Labour market reform - well that's soooo late that it's laughable.

They essentially have avoided responsibility and the hard choices simply to preserve their own statuses and that of their cronies.

So Abe and Co don't need any accolades because of big labour reforms or whatever, but they do need some strong reminders of "It's about time you spooners".

7 ( +8 / -1 )

The government is concerned the social security system, including the public pension system, will falter if the ice age generation is unable to find full-time work and generate sufficient tax revenue, officials said.

It faltered when you thieves stole 60 million pensions on the late noughties. No wonder then why people don't trust you or your empty words. Get rid of your racist sidekick and put fresh up to date minds in his place, and you might just save what little honor you have left.

7 ( +7 / -0 )

Belrick for example if you go to Canada as a foreigner it is said:

A positive LMIA will show that there is a need for a foreign worker to fill the job. It will also show that no Canadian worker is available to do the job. 

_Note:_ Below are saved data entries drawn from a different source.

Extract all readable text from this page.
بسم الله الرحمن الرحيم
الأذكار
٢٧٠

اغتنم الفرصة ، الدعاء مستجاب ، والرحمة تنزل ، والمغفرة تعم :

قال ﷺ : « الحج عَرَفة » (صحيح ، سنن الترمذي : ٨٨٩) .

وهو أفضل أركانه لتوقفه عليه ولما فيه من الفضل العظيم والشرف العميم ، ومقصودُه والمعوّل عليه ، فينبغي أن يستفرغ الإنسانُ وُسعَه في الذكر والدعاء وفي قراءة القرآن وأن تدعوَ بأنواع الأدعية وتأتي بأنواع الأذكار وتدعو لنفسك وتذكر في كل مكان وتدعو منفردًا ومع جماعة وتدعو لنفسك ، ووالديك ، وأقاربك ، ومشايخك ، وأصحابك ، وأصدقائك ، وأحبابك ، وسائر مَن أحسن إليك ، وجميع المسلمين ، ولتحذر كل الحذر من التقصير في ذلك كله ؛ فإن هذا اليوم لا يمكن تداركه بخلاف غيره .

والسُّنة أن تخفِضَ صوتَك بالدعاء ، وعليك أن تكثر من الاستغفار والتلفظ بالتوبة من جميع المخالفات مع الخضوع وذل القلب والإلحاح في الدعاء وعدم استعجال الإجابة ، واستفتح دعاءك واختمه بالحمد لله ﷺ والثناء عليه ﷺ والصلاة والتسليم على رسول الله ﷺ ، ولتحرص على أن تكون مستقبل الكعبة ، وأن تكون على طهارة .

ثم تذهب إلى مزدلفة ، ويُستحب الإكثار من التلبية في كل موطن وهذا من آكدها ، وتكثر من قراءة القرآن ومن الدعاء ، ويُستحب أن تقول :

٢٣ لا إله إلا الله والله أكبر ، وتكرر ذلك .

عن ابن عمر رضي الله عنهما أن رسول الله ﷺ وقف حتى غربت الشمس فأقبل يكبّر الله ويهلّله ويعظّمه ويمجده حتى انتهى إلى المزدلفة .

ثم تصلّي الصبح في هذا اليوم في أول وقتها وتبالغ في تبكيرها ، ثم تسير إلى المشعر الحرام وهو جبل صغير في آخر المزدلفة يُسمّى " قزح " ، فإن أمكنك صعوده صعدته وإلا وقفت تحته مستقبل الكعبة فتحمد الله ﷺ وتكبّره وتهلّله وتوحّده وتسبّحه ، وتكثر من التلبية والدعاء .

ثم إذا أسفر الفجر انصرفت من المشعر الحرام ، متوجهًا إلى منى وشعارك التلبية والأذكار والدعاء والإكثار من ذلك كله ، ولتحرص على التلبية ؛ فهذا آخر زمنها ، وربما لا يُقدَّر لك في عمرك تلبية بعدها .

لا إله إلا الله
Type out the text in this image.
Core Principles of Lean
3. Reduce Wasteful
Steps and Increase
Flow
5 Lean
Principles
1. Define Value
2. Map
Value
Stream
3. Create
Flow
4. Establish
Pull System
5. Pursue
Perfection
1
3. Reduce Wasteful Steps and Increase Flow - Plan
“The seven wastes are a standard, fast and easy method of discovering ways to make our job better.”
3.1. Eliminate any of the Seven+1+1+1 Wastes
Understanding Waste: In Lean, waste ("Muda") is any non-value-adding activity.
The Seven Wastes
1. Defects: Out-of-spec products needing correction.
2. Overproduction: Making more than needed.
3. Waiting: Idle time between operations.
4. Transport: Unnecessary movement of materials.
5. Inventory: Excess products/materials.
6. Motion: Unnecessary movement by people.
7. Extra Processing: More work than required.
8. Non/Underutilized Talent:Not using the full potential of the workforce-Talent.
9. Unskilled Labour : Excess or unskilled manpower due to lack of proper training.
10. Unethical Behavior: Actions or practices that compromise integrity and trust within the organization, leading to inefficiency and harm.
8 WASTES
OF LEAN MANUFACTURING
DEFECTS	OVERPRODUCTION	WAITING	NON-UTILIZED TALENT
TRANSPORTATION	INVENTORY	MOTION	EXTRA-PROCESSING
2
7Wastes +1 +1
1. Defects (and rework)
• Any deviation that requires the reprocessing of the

As you can read from this article:

The government hopes to help around 1 million people who graduated from high school and university between 1993 and 2004, collectively called the "employment ice age generation."

So obviously there are 1 million Japanese ready to work and should be taking management positions. Instead we are giving that jobs to foreigners that eventually will go back home, very few will stay here permanently which means the money that was collected for pension will eventually be returned to them. By saying so no benefit for Japan.

-3 ( +1 / -4 )

@Yubaru

 "....yet monetary policies have prevented people from getting even 2% or 3% interest payments on savings held in banks."

And those same policies have also allowed them to get the most affordable mortgages in modern history. Cheap borrowing costs can help lots of people in a big way.

If those people want returns on their savings, they can easily open a NISA or other securities account, and get close to double-digit returns, a portion of which are now tax free.

Anyway, the era of high interest rates also accompanied high inflation, which ate away at people's pensions and cash savings.

-4 ( +1 / -5 )

@Satedaya well when you find free thinking competent Japanese managers that are good at solving problems maybe you wont need us Gaijin...

2 ( +3 / -1 )

work more but not improve working conditions or pay. Huh?

3 ( +3 / -0 )

Women want good pay. Seniors want good pay. Retirees want to ‘live’, not simply survive for their last 20+ years. We need a rebirth. Government imposed changes will add up to nothing, as the last few decades have proven.

0 ( +0 / -0 )

"the government wants to see 300,000 new jobs created " although it sounds a lot of new jobs, but in reality its a drop in the ocean when it compared to the Japanese total population even if you deduct the elderly/retired, and school kids, etc.

0 ( +0 / -0 )

No what Japan needs is to get rid of the dinosaurs that are in politics like any other profession make them retire at 70 they have nothing to offer other than their oyaji ways....Just look at Aso hes ready for the nursing home he has no business in this day and age.

5 ( +5 / -0 )

If those people want returns on their savings, they can easily open a NISA or other securities account, and get close to double-digit returns, a portion of which are now tax free.

Learn to read an entire post. Educating the elderly here is not a priority. Just because you say it is so does not make it such.

0 ( +1 / -1 )

Pls get the Japanese people, who do not work, to work at the same salaries as foreign employees and be happy. That will solve Japan major labour problems. The problems at this moment is not good working Japanese are pretending that they are working that is causing good workers to lose their jobs. esp foreign people who have worked real hard at saving Japanese firms from bankruptcies. Lip service is not work, it is just talk.

-3 ( +0 / -3 )

I'm looking at that photo, and I'm thinking to myself, good grief, THESE are the people running Japan? Words that come to my mind are stale, half-dead, out-of-touch. No amount of talking and pledging is going to help. These people are in it for the money (for their own pockets). The Aso should have retired ages ago. He's like Mugabe.